When does Day 1 start?


Mar 4, 2018
Red Bluff, California
I'm hatching my first batch of chicken eggs and I'm freaking out because they're not hatching and it's day 22, or is it? Do you start day 1 as the day you "set" them? Or is Day one 24 hours later? If that's the case, I still have time, right?
One day of incubating is 24 hours after you set them. As a rule of thumb if you set them on a Monday they should start hatching on a Monday, set on a Tuesday hatch on a Tuesday, and so on.
Well that's good news! I thought today was Day 22. It's Day 21 and no pips yet, but I think my temperature was a little low. So hopefully tomorrow. I guess I went into lockdown on Day 17 then. Oops!
What is your humidity & temp? Did you candle at lockdown? Whatever you do, don't jump the gun cause if your temp was low & humidity off, it will take longer.
My humidity and temperature are a little unknown. I got the bator at a yard sale and they said they hatched many eggs from it. I did hours of research and set my first batch. The temp said 102 and the humidity always said about 42%.

On lockdown day, I added a damp sponge but nothing it didn't help to increase the humidity, so I added baby jars with wicks...nothing. I added 2 damp sponges....and it finally went up to about 52%. I decided to go to pet store and buy 2 different temp and hygrometers. They all, including bator, say something different.

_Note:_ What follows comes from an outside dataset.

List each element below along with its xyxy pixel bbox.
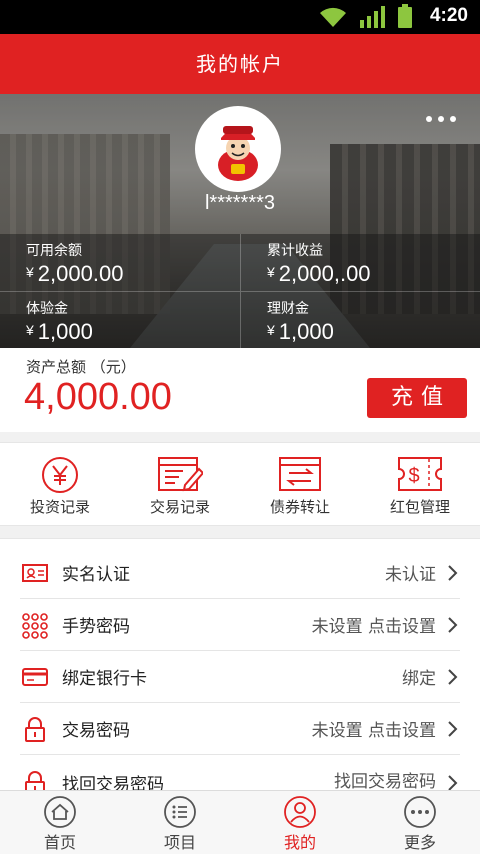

My guess is that the temp is around 100 and humidity is above 55%. Probably closer to 60%.
Humidity should be 70% - 75%
The thermometer & hygrometer need to be calibrated....

For thermometer
Method 1: Ice Water
  1. Fill a glass with crushed ice cubes, then top off with cold water. You want it to be liquidy but still thick. Since I start hatching season in winter I often set the calibration mixture outside until it skims over (about a few minutes) and then break it.
  2. Stir the water and let sit for 3 minutes.
  3. Stir again, then insert your thermometer into the glass, making sure not to touch the sides.
  4. The temperature should read 32°F (0°C). Record the difference and offset your thermometer as appropriate.
Method 2: Boiling Water
  1. Boil a pot of distilled water.
  2. Once the water has reached a rolling boil, insert your thermometer, making sure not to touch the sides or bottom of the pot.
  3. The temperature should read 212°F (100°C). Record the difference and offset your thermometer as appropriate. Your average aquarium thermometer is not going to go up to 100*C, so I suggest using the ice water.
    [Note: The boiling point of water will vary with altitude. Use this handy water boiling point calculator to find the right temperature for your elevation.]
For Hygrometers
  1. Place a teaspoon of salt in a bottle cap or small cup and dampen it with a few drops of water (without dissolving it).
  2. Carefully place the wet salt and the hygrometer inside a see-through container and close tightly. You can use a zip lock bag provided it seals well and you leave some air inside as well.
  3. Let it sit for at least 12 hours and note the reading on the hygrometer without opening the container. The hygrometer should should read 75%. The difference is how much your hygrometer is off. For example, if your hygrometer reads 70% during the salt method test this means that to obtain the real humidity level you should add 5 points.
  4. If you have an analog hygrometer, you can correct the reading. You will need to adjust the needle to the 75% mark by turning the screw on the back using a small screwdriver. Your hygrometer is now ready to be placed inside your incubator.